Left: The slice-and-dice process of designing inorganic isomers with new properties is inspired by molecular chemistry synthesis approaches. Right: A visual analogy for the changes in energy states of materials as their molecules are rearranged.

Detecting and removing toxics from the environment

Artist's renditions of processes the Johnson Lab uses to create thin film metal oxides and their precursors. These thin films may be used as environmentally safer alternatives to materials currently used in electronics. Left: Developing aqueous fluorine tin oxide clusters -- a precursor for thin films. Right: Depositing an aluminum indium solution precursor to make a thin film of aluminum indium oxide.
Artist’s renditions of processes the Johnson Lab uses to create thin film metal oxides and their precursors. These thin films may be used as environmentally safer alternatives to materials currently used in electronics. Left: Developing aqueous fluorine tin oxide clusters — a precursor for thin films. Right: Depositing an aluminum indium solution precursor to make a thin film of aluminum indium oxide.

With their research, Darren Johnson and his lab seek to create solutions that prevent toxic waste and detect and remove contaminants from the environment. One of the biggest successes that emerged from the Johnson Lab began as a failure during a collaboration with the Haley lab. An experiment intended to create chloride sensors produced a sensor that was selective for nitrate instead of chloride. An effective nitrate sensor, however, has the potential to be highly useful in agriculture. “Over one percent of the world’s energy goes to making ammonium nitrate fertilizer,” Johnson says, “and 30% of that’s wasted and ends up as an environmental pollutant, but it’s also lost revenue for the farmers — in the U.S. that’s 2.5 billion dollars of wasted fertilizer.” Johnson, Michael Haley and their former graduate student Calden Carroll “pitched [the sensor] to a federal agency to form a start up company, and have now raised 1.3 million in funding.” Carroll now heads the company, which incorporated in 2012, employs three other UO alumni, and receives support from the National Science Foundation’s Small Business Innovation Research Program, the Oregon Nanoscience and Microtechnologies Institute and the Oregon Built Environment & Sustainable Technologies Center.
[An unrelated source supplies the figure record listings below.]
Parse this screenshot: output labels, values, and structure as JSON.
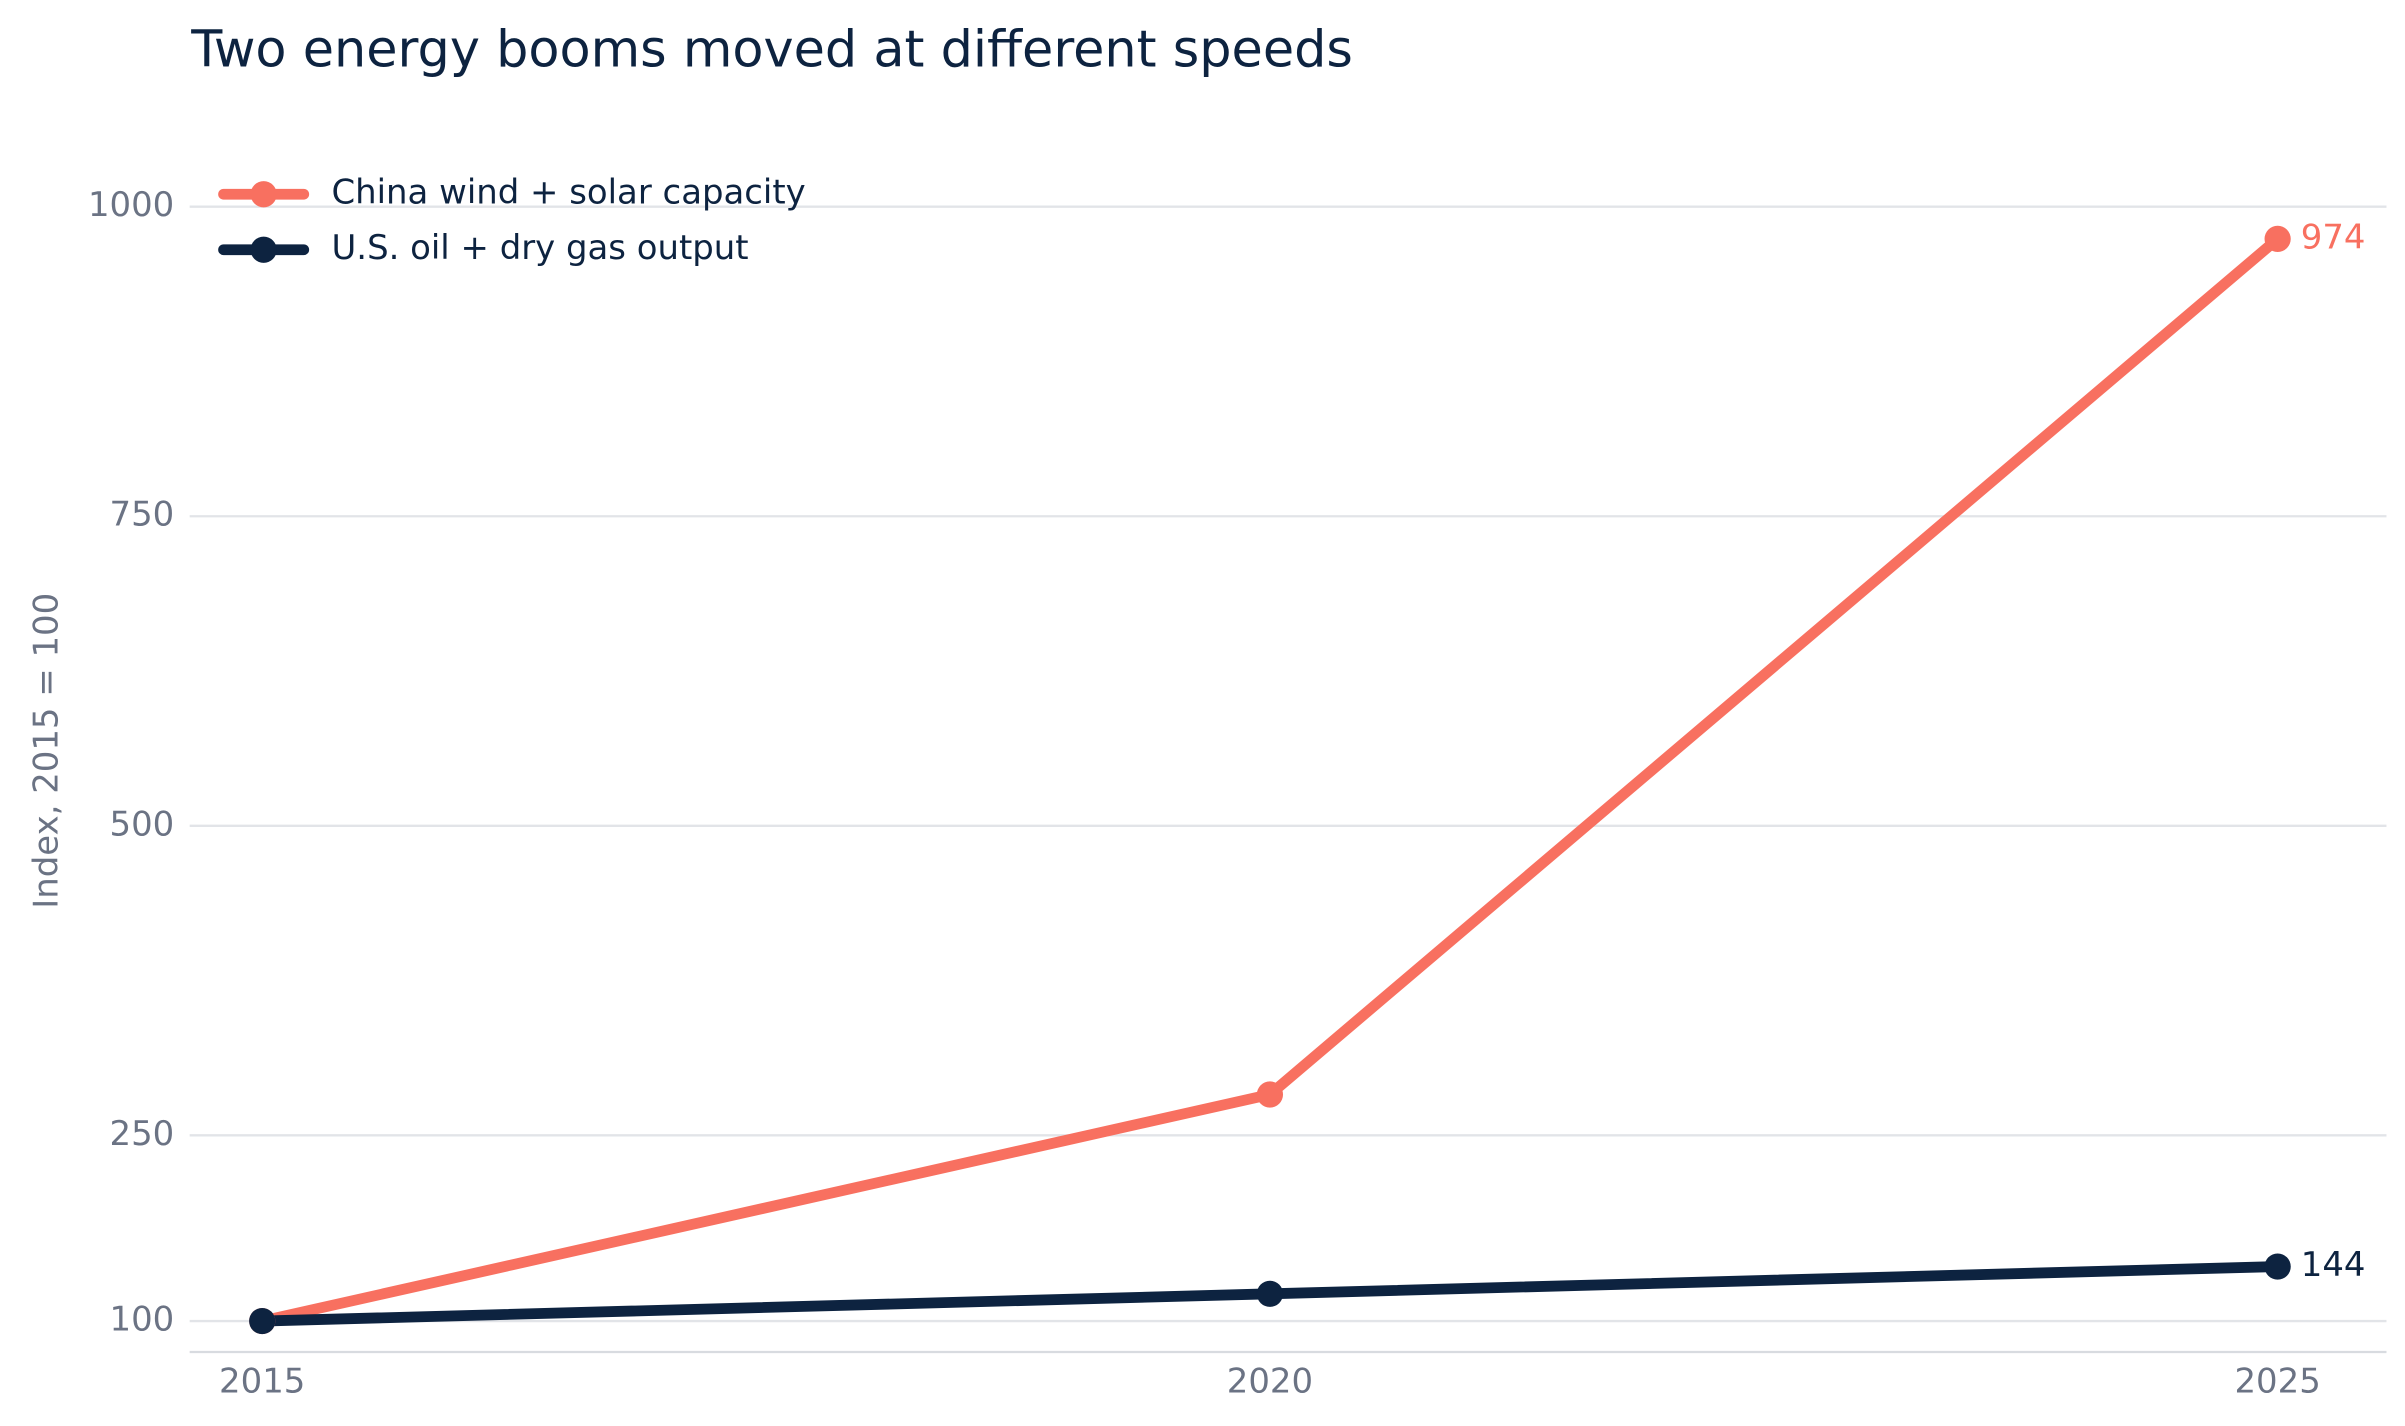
{
  "chart_data": {
    "type": "line",
    "title": "Two energy booms moved at different speeds",
    "y_label": "Index, 2015 = 100",
    "x": [
      2015,
      2020,
      2025
    ],
    "series": [
      {
        "name": "China wind + solar capacity",
        "color": "#f87060",
        "values": [
          100,
          283,
          974
        ]
      },
      {
        "name": "U.S. oil + dry gas output",
        "color": "#0d2340",
        "values": [
          100,
          122,
          144
        ]
      }
    ],
    "xlim": [
      2014.64,
      2025.54
    ],
    "xticks": [
      2015,
      2020,
      2025
    ],
    "ylim": [
      75,
      1025
    ],
    "yticks": [
      100,
      250,
      500,
      750,
      1000
    ],
    "grid": true,
    "legend": "top-left"
  }
}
To foster business success stories like that of Carroll for other university students, Johnson and the CSMC partnered with ecosVC to implement their Lens of the Market Innovation Program. The Lens of the Market Program helps students make the transition from classrooms and university laboratories to professional life by helping them develop entrepreneurial skills. “If you have a really fundamental understanding of market analysis,” Johnson says, “it can really help science research. Chemists are problem solvers, we want to know important problems, and understanding the market can really help you pick good problems.”
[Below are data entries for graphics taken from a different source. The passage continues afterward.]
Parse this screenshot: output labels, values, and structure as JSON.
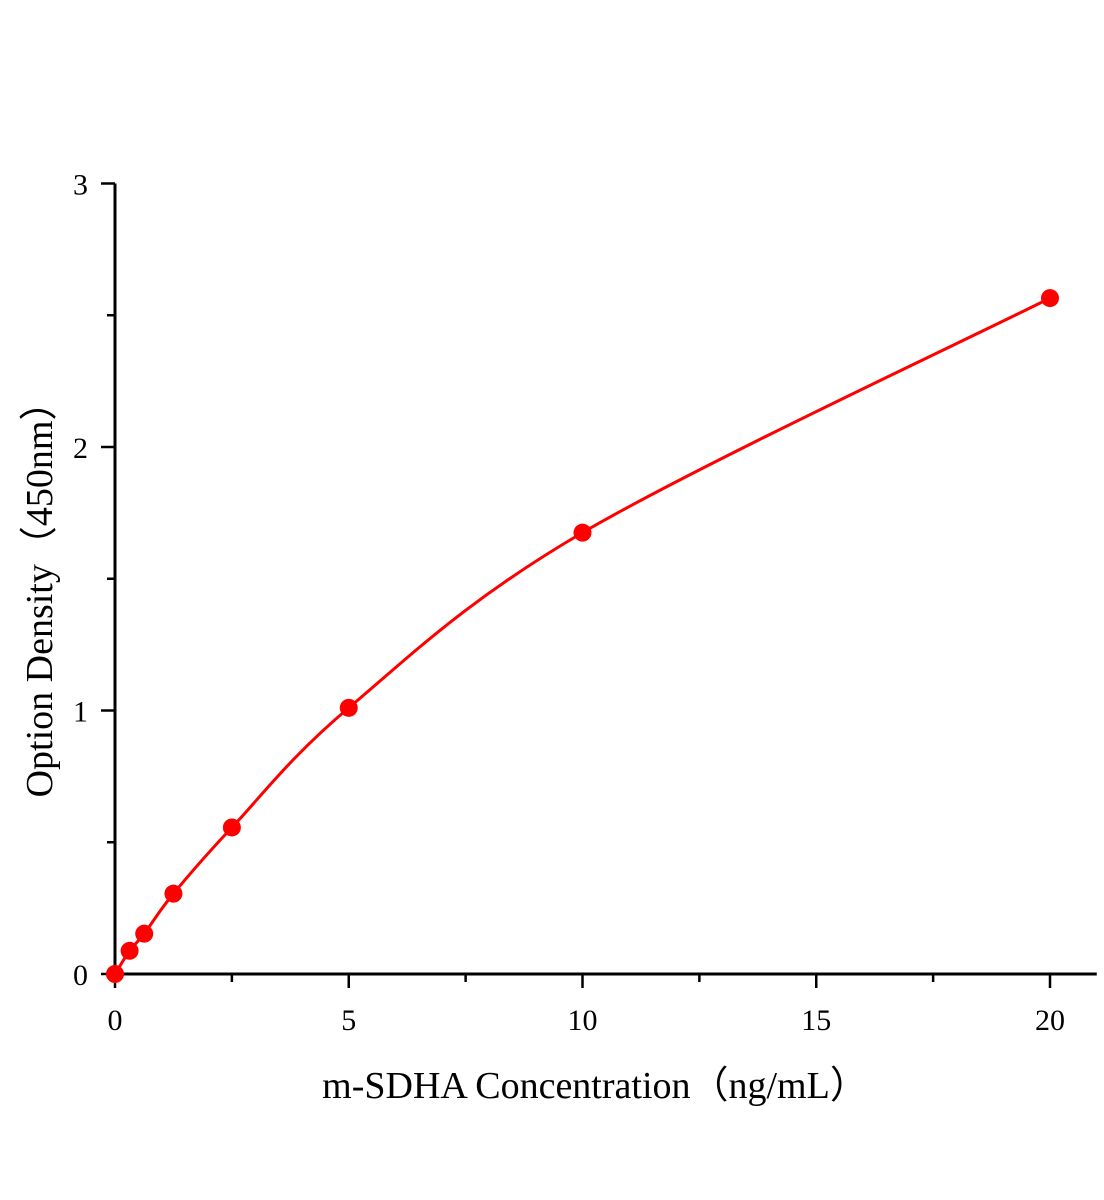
{
  "chart_data": {
    "type": "scatter",
    "title": "",
    "xlabel": "m-SDHA Concentration（ng/mL）",
    "ylabel": "Option Density（450nm）",
    "xlim": [
      0,
      21
    ],
    "ylim": [
      0,
      3
    ],
    "x_ticks": [
      0,
      5,
      10,
      15,
      20
    ],
    "y_ticks": [
      0,
      1,
      2,
      3
    ],
    "x_minor_step": 2.5,
    "y_minor_step": 0.5,
    "grid": false,
    "fit_line": "smooth curve through points",
    "color": "#ff0000",
    "series": [
      {
        "x": [
          0,
          0.3125,
          0.625,
          1.25,
          2.5,
          5,
          10,
          20
        ],
        "y": [
          0.0,
          0.088,
          0.153,
          0.305,
          0.556,
          1.01,
          1.675,
          2.565
        ]
      }
    ]
  }
}
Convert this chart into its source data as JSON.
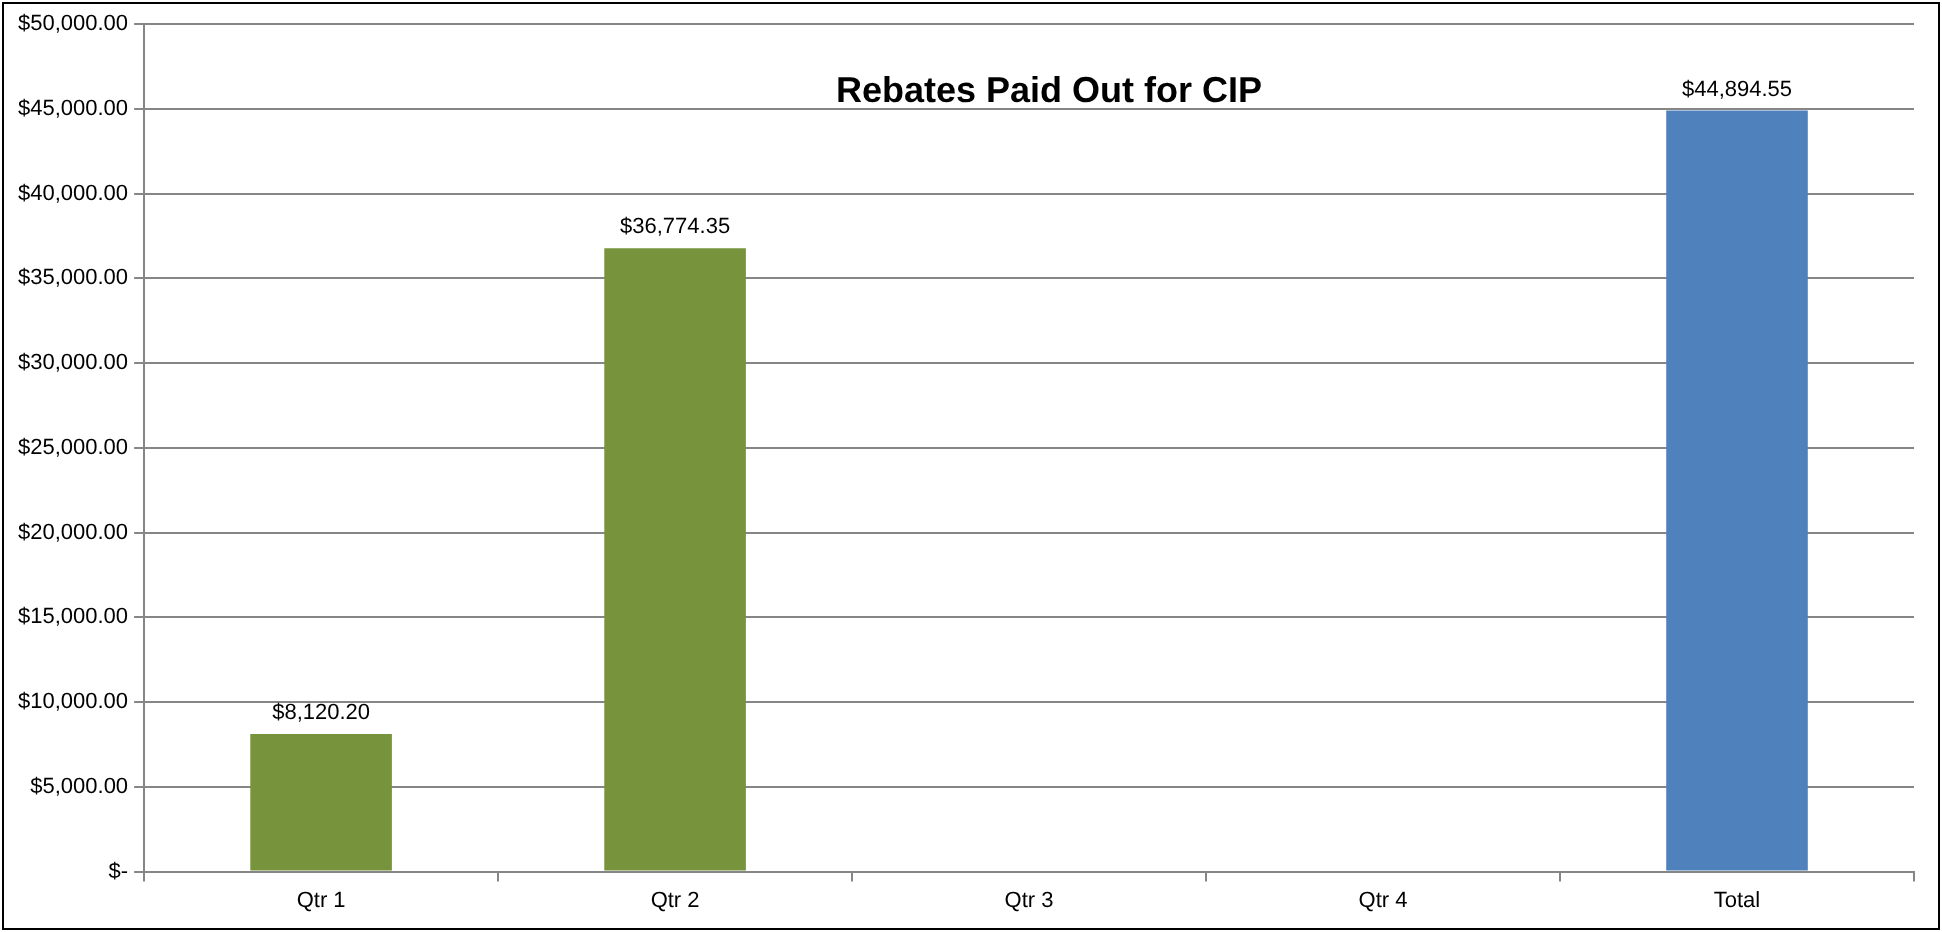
{
  "chart_data": {
    "type": "bar",
    "title": "Rebates Paid Out for CIP",
    "categories": [
      "Qtr 1",
      "Qtr 2",
      "Qtr 3",
      "Qtr 4",
      "Total"
    ],
    "values": [
      8120.2,
      36774.35,
      null,
      null,
      44894.55
    ],
    "colors": [
      "#77933c",
      "#77933c",
      "#77933c",
      "#77933c",
      "#4f81bd"
    ],
    "value_labels": [
      "$8,120.20",
      "$36,774.35",
      null,
      null,
      "$44,894.55"
    ],
    "ylim": [
      0,
      50000
    ],
    "yticks": [
      {
        "value": 0,
        "label": "$-"
      },
      {
        "value": 5000,
        "label": "$5,000.00"
      },
      {
        "value": 10000,
        "label": "$10,000.00"
      },
      {
        "value": 15000,
        "label": "$15,000.00"
      },
      {
        "value": 20000,
        "label": "$20,000.00"
      },
      {
        "value": 25000,
        "label": "$25,000.00"
      },
      {
        "value": 30000,
        "label": "$30,000.00"
      },
      {
        "value": 35000,
        "label": "$35,000.00"
      },
      {
        "value": 40000,
        "label": "$40,000.00"
      },
      {
        "value": 45000,
        "label": "$45,000.00"
      },
      {
        "value": 50000,
        "label": "$50,000.00"
      }
    ],
    "grid": "y",
    "legend": false
  }
}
For Johnson, the Lens of the Market Program is one of many features that make the University of Oregon’s Materials Science Institute stand out among its peers. In addition, he names the “student-focused” nature of the program, with an emphasis on “cross-disciplinary” training. “We compete [with other universities’ science programs] by being collaborative,” Johnson says, with “smaller groups and more collaborations between the groups. We compete with facilities, because our facilities are phenomenal for a department our size, and we don’t share them with a big engineering school, or a big medical school, and that’s a huge advantage we have. […] This is a really exciting time to be a Duck, in the sciences, moving forward.”